Rango is a hamlet with just 12 residents.  This is why a trip to Rango, nestling on the slopes of the Bleggio plain, is like visiting relatives who you haven’t seen for a long time.

After just a few minutes, you already know everyone and it feels like being at home. A warm, welcoming home that you never want to leave. Rango, one of Italy’s most beautiful villages, has that effect on you. A little cluster of houses, huddled together, embellished with large entrances, little passages and wooden racks which, in autumn, are filled with cobs of corn.

Rural life in the Comano Valley

Everywhere you look there are stories of farming life, when the day began at sunrise with the ringing of the church bells. In winter, the men would leave the village to work as knife sharpeners in the big cities on the plains.

They would leave in autumn, just after the harvest, and return in spring to begin working in the fields. The women, on the other hand, would stay at home to look after the children the animals. Life was tough. You get an idea of this with the two huge works of art made on walls from hundreds of pieces of wood. One describes the work of a knife sharpener, with the machine used to grind knives.

The other shows a woman collecting water from the fountain in copper pails. Your find them as you wander through the maze of alleyways which weave their way around the houses made from wood and stone and connected by porticoes. These are vaulted spaces where pilgrims would shelter, as well as merchants and shepherds with their flocks in search of food and which now, in winter, are home to the traditional Christmas market.  Rango, Borghi più Belli d'Italia

It was said that wayfarers could cross the village under the porticoes without ever going outside.

Every portico has a name. There is the ‘Portech de la Flor’ which greets you at the top of the big flight of steps as you enter the village. There is the Portech del Diaol where, the story goes, there lived a young girl who was possessed by the devil. 
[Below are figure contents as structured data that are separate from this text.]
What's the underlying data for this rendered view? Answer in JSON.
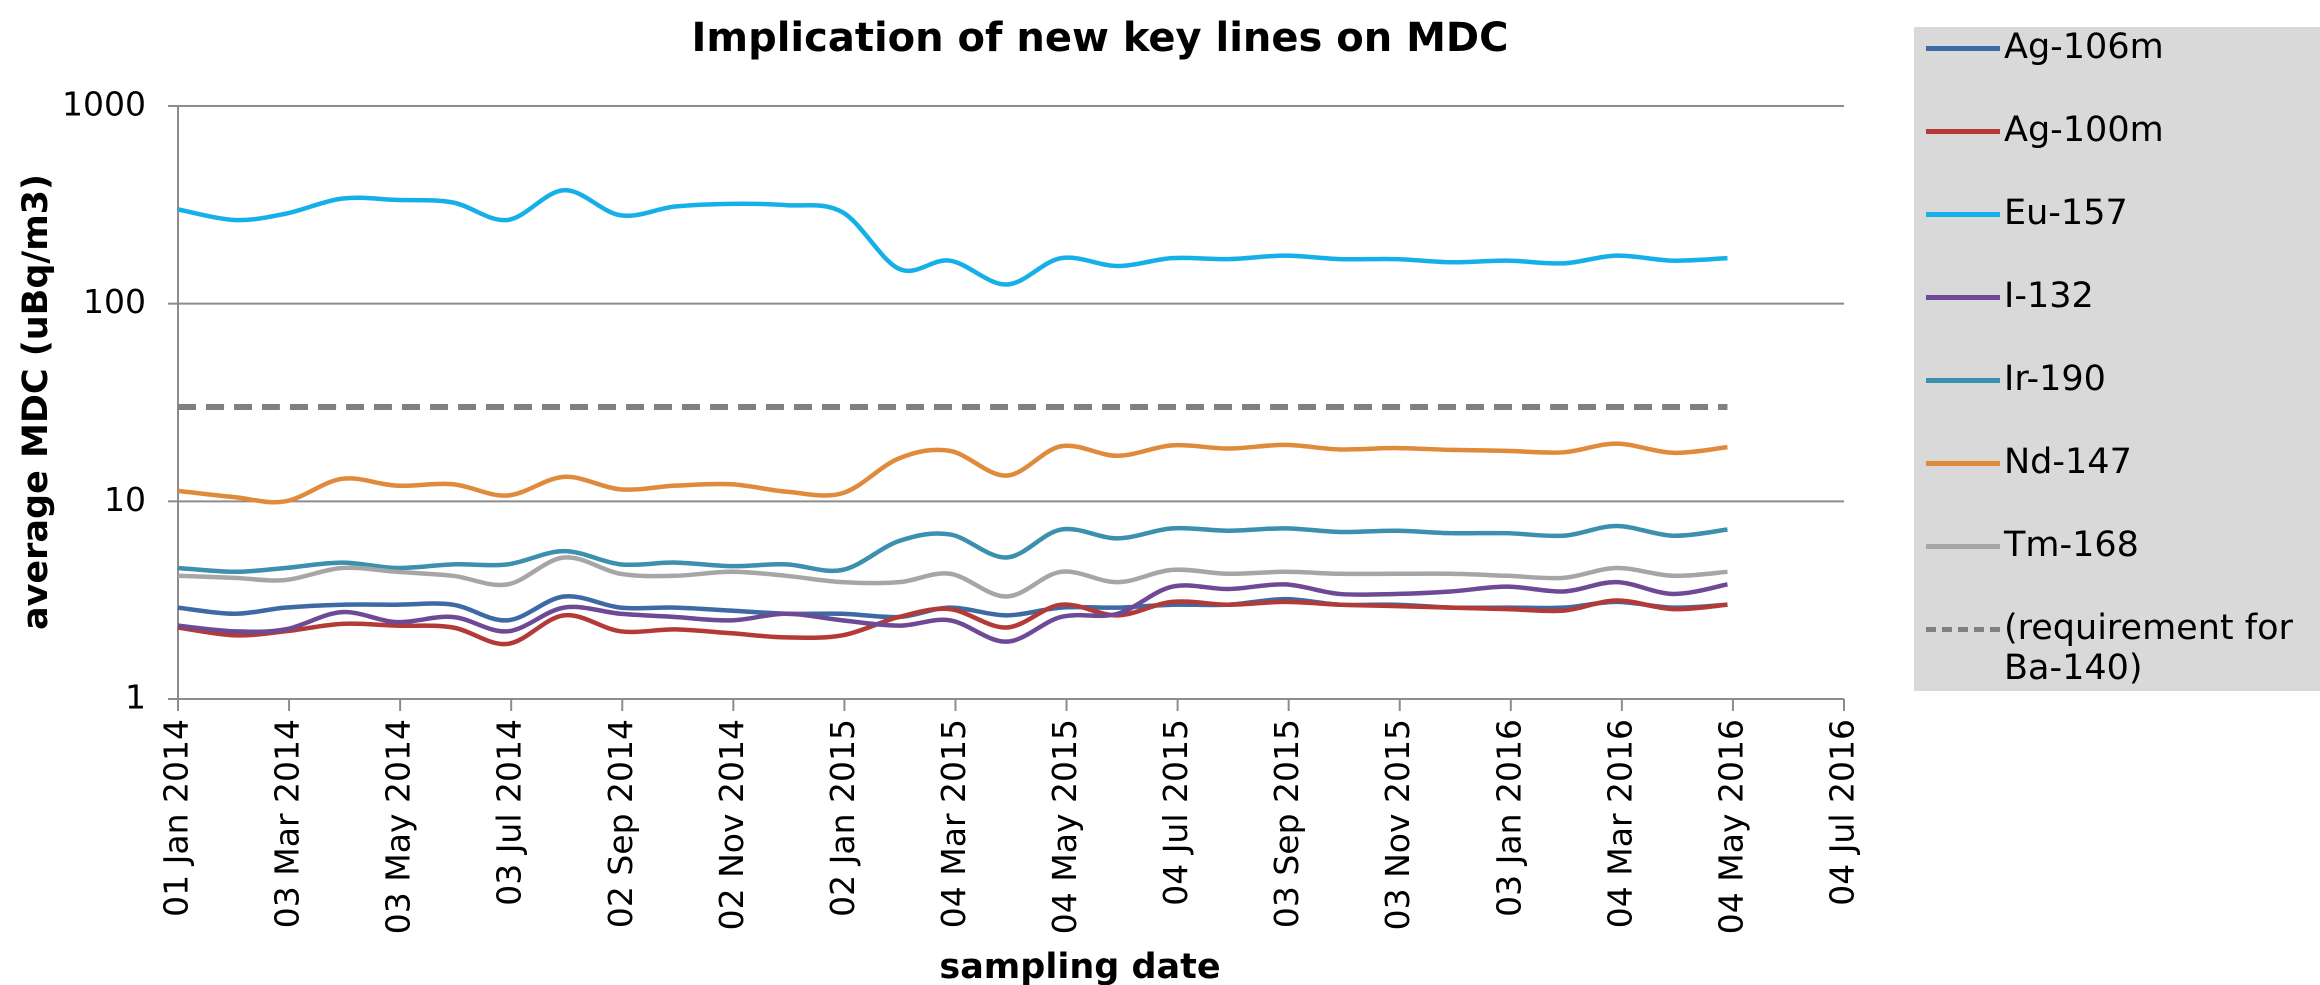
{
  "chart_data": {
    "type": "line",
    "title": "Implication of new key lines on MDC",
    "x_label": "sampling date",
    "y_label": "average MDC (uBq/m3)",
    "log_y": true,
    "grid": true,
    "legend": "right",
    "smooth": true,
    "ylim": [
      1,
      1000
    ],
    "yticks": [
      1,
      10,
      100,
      1000
    ],
    "xlim": [
      "2014-01-01",
      "2016-07-04"
    ],
    "xticks": [
      {
        "value": "2014-01-01",
        "label": "01 Jan 2014"
      },
      {
        "value": "2014-03-03",
        "label": "03 Mar 2014"
      },
      {
        "value": "2014-05-03",
        "label": "03 May 2014"
      },
      {
        "value": "2014-07-03",
        "label": "03 Jul 2014"
      },
      {
        "value": "2014-09-02",
        "label": "02 Sep 2014"
      },
      {
        "value": "2014-11-02",
        "label": "02 Nov 2014"
      },
      {
        "value": "2015-01-02",
        "label": "02 Jan 2015"
      },
      {
        "value": "2015-03-04",
        "label": "04 Mar 2015"
      },
      {
        "value": "2015-05-04",
        "label": "04 May 2015"
      },
      {
        "value": "2015-07-04",
        "label": "04 Jul 2015"
      },
      {
        "value": "2015-09-03",
        "label": "03 Sep 2015"
      },
      {
        "value": "2015-11-03",
        "label": "03 Nov 2015"
      },
      {
        "value": "2016-01-03",
        "label": "03 Jan 2016"
      },
      {
        "value": "2016-03-04",
        "label": "04 Mar 2016"
      },
      {
        "value": "2016-05-04",
        "label": "04 May 2016"
      },
      {
        "value": "2016-07-04",
        "label": "04 Jul 2016"
      }
    ],
    "x": [
      "2014-01-01",
      "2014-02-01",
      "2014-03-01",
      "2014-04-01",
      "2014-05-01",
      "2014-06-01",
      "2014-07-01",
      "2014-08-01",
      "2014-09-01",
      "2014-10-01",
      "2014-11-01",
      "2014-12-01",
      "2015-01-01",
      "2015-02-01",
      "2015-03-01",
      "2015-04-01",
      "2015-05-01",
      "2015-06-01",
      "2015-07-01",
      "2015-08-01",
      "2015-09-01",
      "2015-10-01",
      "2015-11-01",
      "2015-12-01",
      "2016-01-01",
      "2016-02-01",
      "2016-03-01",
      "2016-04-01",
      "2016-05-01"
    ],
    "series": [
      {
        "name": "Ag-106m",
        "color": "#3d6aa5",
        "values": [
          2.9,
          2.7,
          2.9,
          3.0,
          3.0,
          3.0,
          2.5,
          3.3,
          2.9,
          2.9,
          2.8,
          2.7,
          2.7,
          2.6,
          2.9,
          2.65,
          2.9,
          2.9,
          3.0,
          3.0,
          3.2,
          3.0,
          3.0,
          2.9,
          2.9,
          2.9,
          3.1,
          2.9,
          3.0
        ]
      },
      {
        "name": "Ag-100m",
        "color": "#b33a36",
        "values": [
          2.3,
          2.1,
          2.2,
          2.4,
          2.35,
          2.3,
          1.9,
          2.65,
          2.2,
          2.25,
          2.15,
          2.05,
          2.1,
          2.6,
          2.85,
          2.3,
          3.0,
          2.65,
          3.1,
          3.0,
          3.1,
          3.0,
          2.95,
          2.9,
          2.85,
          2.8,
          3.15,
          2.85,
          3.0
        ]
      },
      {
        "name": "Eu-157",
        "color": "#16b0e8",
        "values": [
          300,
          265,
          285,
          340,
          335,
          325,
          265,
          375,
          280,
          310,
          320,
          315,
          290,
          150,
          165,
          125,
          170,
          155,
          170,
          168,
          175,
          168,
          168,
          162,
          165,
          160,
          175,
          165,
          170
        ]
      },
      {
        "name": "I-132",
        "color": "#6e4a96",
        "values": [
          2.35,
          2.2,
          2.25,
          2.75,
          2.45,
          2.6,
          2.2,
          2.9,
          2.7,
          2.6,
          2.5,
          2.7,
          2.5,
          2.35,
          2.5,
          1.95,
          2.6,
          2.7,
          3.7,
          3.6,
          3.8,
          3.4,
          3.4,
          3.5,
          3.7,
          3.5,
          3.9,
          3.4,
          3.8
        ]
      },
      {
        "name": "Ir-190",
        "color": "#3a90ad",
        "values": [
          4.6,
          4.4,
          4.6,
          4.9,
          4.6,
          4.8,
          4.8,
          5.6,
          4.8,
          4.9,
          4.7,
          4.8,
          4.5,
          6.3,
          6.8,
          5.2,
          7.2,
          6.5,
          7.3,
          7.1,
          7.3,
          7.0,
          7.1,
          6.9,
          6.9,
          6.7,
          7.5,
          6.7,
          7.2
        ]
      },
      {
        "name": "Nd-147",
        "color": "#e08a3c",
        "values": [
          11.3,
          10.5,
          10,
          13,
          12,
          12.2,
          10.7,
          13.3,
          11.5,
          12,
          12.2,
          11.2,
          11,
          16.5,
          18,
          13.5,
          19,
          17,
          19.2,
          18.5,
          19.3,
          18.3,
          18.6,
          18.2,
          18,
          17.7,
          19.6,
          17.6,
          18.8
        ]
      },
      {
        "name": "Tm-168",
        "color": "#a6a6a6",
        "values": [
          4.2,
          4.1,
          4.0,
          4.6,
          4.4,
          4.2,
          3.8,
          5.2,
          4.3,
          4.2,
          4.4,
          4.2,
          3.9,
          3.9,
          4.3,
          3.3,
          4.4,
          3.9,
          4.5,
          4.3,
          4.4,
          4.3,
          4.3,
          4.3,
          4.2,
          4.1,
          4.6,
          4.2,
          4.4
        ]
      },
      {
        "name": "(requirement for Ba-140)",
        "color": "#808080",
        "dashed": true,
        "values": [
          30,
          30,
          30,
          30,
          30,
          30,
          30,
          30,
          30,
          30,
          30,
          30,
          30,
          30,
          30,
          30,
          30,
          30,
          30,
          30,
          30,
          30,
          30,
          30,
          30,
          30,
          30,
          30,
          30
        ]
      }
    ]
  }
}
The Portech dei Carloni leads straight to the main square, with its large, rectangular, granite fountain. It was once a drinking fountain for animals on their way to the pastures but these days it has become a meeting point where people stop and chat.  

The Museum of School

Rango also boasts a small museum of school which features teaching materials and school objects from the first half of the 19th century. Your guide there is Tomaso. It will be like going back in time, even though in Rango time seems to stand still.